Saturday, 24 January 2015
Desperate Journalist - Desperate Journalist;- A review
I'll come clean. It wasn't a song on the radio, or a video link on social media. It was the name. I've since learnt it is a reference to a The Cure radio session where they changed the name to one of their songs to 'Desperate Journalist in Ongoing Meaningful Review Situation' in response to a scathing attack by journalist Paul Morley in a review of their debut album. I just thought it was a brilliant name. There is a chasm the size of the Grand Canyon between a writer and a journalist and an even bigger void between that and a desperate journalist, the kind you would more than likely find working for a tabloid. Or worse, a freelance that wants to work for a tabloid. There be a desperate journalist.
Of course, by nature of the fact it was a name of a band, you click on the link and watch the video or listen to the stream from Soundcloud. There was a part of me that thought they might be a one man dance act or MC. However I was pleasantly surprised.
What struck me immediately was the Marr-esque guitar. The unmistakable sound of a 12 string Rickenbacker. Then the vocal. Then how much singer, Jo Bevan, looks like writer and comedienne, Holly Walsh.
Finally, it was, someone needs to introduce this lot to Morrissey. With his penchant for strong female vocalists in the guise of Anna Calvi and Kristeen Young, who have been his most recent supporting acts, and the fact that they have perfected the ability to sound like The Smiths, whilst also sounding like The Cure, Echo and the Bunnymen, New Order, but still being themselves.
The initial exposure was of non-album tracks, Organ, Mistakes and Kitten which are the sound of a band developing their sound. Finally, there was Cristina and Happening where the chemical reaction was complete, and these two are front and centre on their debut, self-titled album.
The biggest contrast between the early and album songs are the guitar sounds. Robert Hardy sounds far more confident in his ability and the hooks and riffs are prominent and take the lead in the song, where on the early efforts there is a reliance on distorted power chords, which only really appear when necessary and have the best impact, such as in the chorus to 'Heartbeats' where Jo's falsetto rises above the guitar with spectacular results. "I can't bear you heartbeats". Stunning.
Ultimately, this record is a knock-out. A broad canvas of sonic landscapes and intricate detail. From the opening notes of Control to the elongated climax to Heartbeats, the pace doesn't drop and the quality doesn't waver.
'Eulogy' encapsulates their name perfectly. "What would we do / without your vital view" bites at the very nature of our view of the journalist. The throng of shouting reporters with their Dictaphones thrust into the faces of the innocent, the guilty and the irrelevant, and when they fail to get their story, they say what they want anyway.

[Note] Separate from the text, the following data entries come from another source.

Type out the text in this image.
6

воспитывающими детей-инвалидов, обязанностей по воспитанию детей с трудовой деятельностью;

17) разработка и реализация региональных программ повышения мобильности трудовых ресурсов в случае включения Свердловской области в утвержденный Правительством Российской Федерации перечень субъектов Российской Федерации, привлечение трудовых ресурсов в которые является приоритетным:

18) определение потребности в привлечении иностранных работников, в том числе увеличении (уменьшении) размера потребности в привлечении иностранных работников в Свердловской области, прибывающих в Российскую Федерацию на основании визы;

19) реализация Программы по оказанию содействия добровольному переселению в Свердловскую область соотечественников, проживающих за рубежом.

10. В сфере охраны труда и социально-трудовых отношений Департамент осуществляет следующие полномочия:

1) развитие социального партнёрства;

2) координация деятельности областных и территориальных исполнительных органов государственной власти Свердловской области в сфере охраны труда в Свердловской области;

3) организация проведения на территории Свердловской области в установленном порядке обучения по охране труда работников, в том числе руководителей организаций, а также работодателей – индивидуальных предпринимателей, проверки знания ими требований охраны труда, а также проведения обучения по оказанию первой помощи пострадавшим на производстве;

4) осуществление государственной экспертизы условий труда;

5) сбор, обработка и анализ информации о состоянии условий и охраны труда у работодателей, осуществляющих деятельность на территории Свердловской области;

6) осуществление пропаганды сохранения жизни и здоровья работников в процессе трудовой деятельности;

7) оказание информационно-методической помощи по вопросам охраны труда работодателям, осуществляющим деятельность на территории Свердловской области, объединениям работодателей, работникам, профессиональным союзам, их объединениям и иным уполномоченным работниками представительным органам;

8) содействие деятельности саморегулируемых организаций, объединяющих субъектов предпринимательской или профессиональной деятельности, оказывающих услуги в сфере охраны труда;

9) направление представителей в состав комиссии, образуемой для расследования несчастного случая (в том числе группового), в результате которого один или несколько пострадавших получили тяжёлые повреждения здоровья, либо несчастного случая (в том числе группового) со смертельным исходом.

The overriding feeling with this record is somewhat desperate. In the lyrics written by Bevan, she talks of the anger of lost love or break up (Nothing and Remainder), the possibility of love (Hesitate) and the feeling of being lost (Cristina). The delivery is so full of the emotion and heartache of the lyrics which is only enhanced by the wall of sound behind her and its enchanting and it's breath-taking.

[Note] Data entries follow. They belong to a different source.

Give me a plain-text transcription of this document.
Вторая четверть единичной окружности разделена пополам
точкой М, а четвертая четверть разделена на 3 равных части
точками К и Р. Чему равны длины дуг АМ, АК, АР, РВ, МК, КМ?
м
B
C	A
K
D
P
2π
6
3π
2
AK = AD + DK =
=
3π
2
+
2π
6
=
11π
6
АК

This is an irresistible album. Powerful and confident. It doesn't sound like a debut effort. The difference between the earlier songs and the 12 on the record demonstrates the progression and the work to create the Desperate Journalist sound.
If I was going to be pernickety, I would say that final song 'Cement' should probably have been swapped with 'Heartbeats' with its anthemic crescendo concluding the album perfectly. That isn't a slight on the song, maybe just it's placement.

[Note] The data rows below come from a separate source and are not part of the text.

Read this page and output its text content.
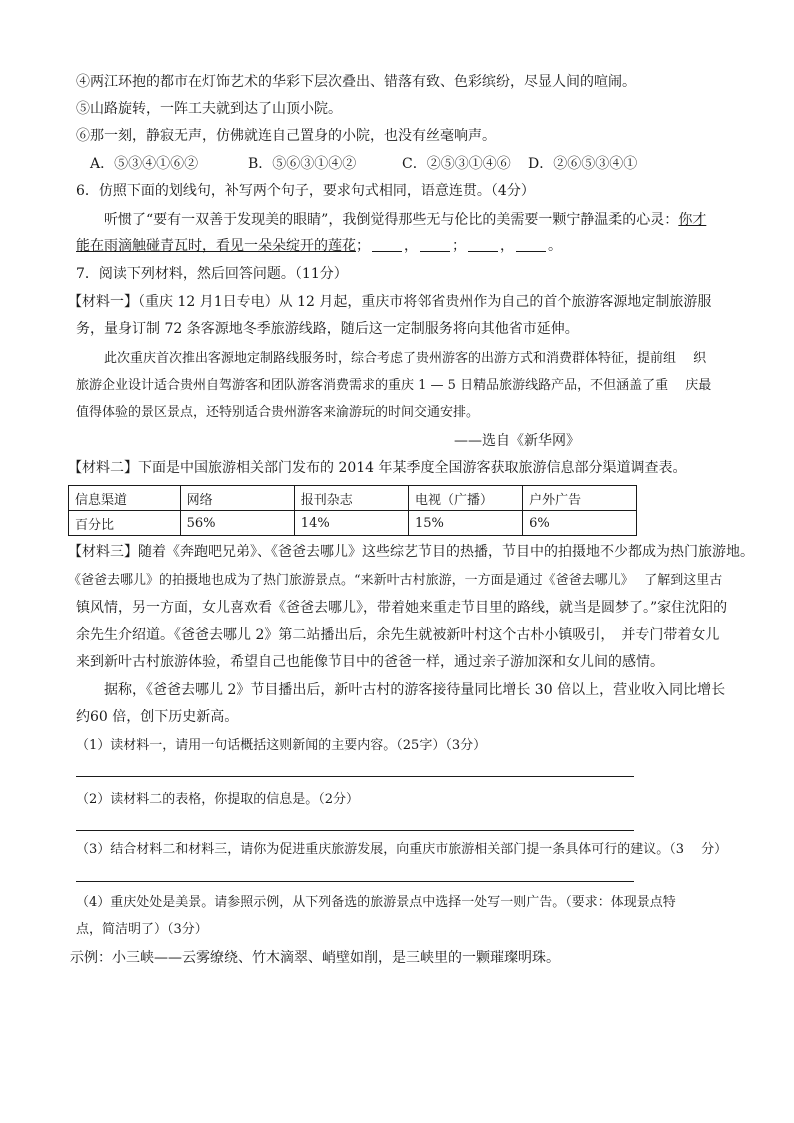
④两江环抱的都市在灯饰艺术的华彩下层次叠出、错落有致、色彩缤纷，尽显人间的喧闹。
⑤山路旋转，一阵工夫就到达了山顶小院。
⑥那一刻，静寂无声，仿佛就连自己置身的小院，也没有丝毫响声。
A．⑤③④①⑥②	B．⑤⑥③①④②	C．②⑤③①④⑥ D．②⑥⑤③④①
6．仿照下面的划线句，补写两个句子，要求句式相同，语意连贯。（4分）
听惯了“要有一双善于发现美的眼睛”，我倒觉得那些无与伦比的美需要一颗宁静温柔的心灵：你才
能在雨滴触碰青瓦时，看见一朵朵绽开的莲花； ， ； ， 。
7．阅读下列材料，然后回答问题。（11分）
【材料一】（重庆 12 月1日专电）从 12 月起，重庆市将邻省贵州作为自己的首个旅游客源地定制旅游服
务，量身订制 72 条客源地冬季旅游线路，随后这一定制服务将向其他省市延伸。
此次重庆首次推出客源地定制路线服务时，综合考虑了贵州游客的出游方式和消费群体特征，提前组　 织
旅游企业设计适合贵州自驾游客和团队游客消费需求的重庆 1 — 5 日精品旅游线路产品，不但涵盖了重　 庆最
值得体验的景区景点，还特别适合贵州游客来渝游玩的时间交通安排。
——选自《新华网》
【材料二】下面是中国旅游相关部门发布的 2014 年某季度全国游客获取旅游信息部分渠道调查表。
信息渠道	网络	报刊杂志	电视（广播）	户外广告
百分比	56%	14%	15%	6%
【材料三】随着《奔跑吧兄弟》、《爸爸去哪儿》这些综艺节目的热播，节目中的拍摄地不少都成为热门旅游地。
《爸爸去哪儿》的拍摄地也成为了热门旅游景点。“来新叶古村旅游，一方面是通过《爸爸去哪儿》　 了解到这里古
镇风情，另一方面，女儿喜欢看《爸爸去哪儿》，带着她来重走节目里的路线，就当是圆梦了。”家住沈阳的
余先生介绍道。《爸爸去哪儿 2》第二站播出后，余先生就被新叶村这个古朴小镇吸引，　并专门带着女儿
来到新叶古村旅游体验，希望自己也能像节目中的爸爸一样，通过亲子游加深和女儿间的感情。
据称，《爸爸去哪儿 2》节目播出后，新叶古村的游客接待量同比增长 30 倍以上，营业收入同比增长
约60 倍，创下历史新高。
（1）读材料一，请用一句话概括这则新闻的主要内容。（25字）（3分）
（2）读材料二的表格，你提取的信息是。（2分）
（3）结合材料二和材料三，请你为促进重庆旅游发展，向重庆市旅游相关部门提一条具体可行的建议。（3　 分）
（4）重庆处处是美景。请参照示例，从下列备选的旅游景点中选择一处写一则广告。（要求：体现景点特
点，简洁明了）（3分）
示例：小三峡——云雾缭绕、竹木滴翠、峭壁如削，是三峡里的一颗璀璨明珠。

This band don't just deserve recognition. It's essential that they get it. The derivative, radio friendly pop-rock that pollutes much of the Absolute and XFM playlists is dull and insipid. Two words you could never say about Desperate Journalist.
The debut album is out on Fierce Panda on Monday, although the Mp3 has been available since November. With all due respect to Fierce Panda, although this has always been their forte, giving new bands an opportunity (and long may it continue), this album needs a bigger label release and to be heard on car radios and Spotify.
In the mean time, buy it now.
To paraphrase the first lines of the album "I'm so happy that they're here / Just ecstatic that they're here.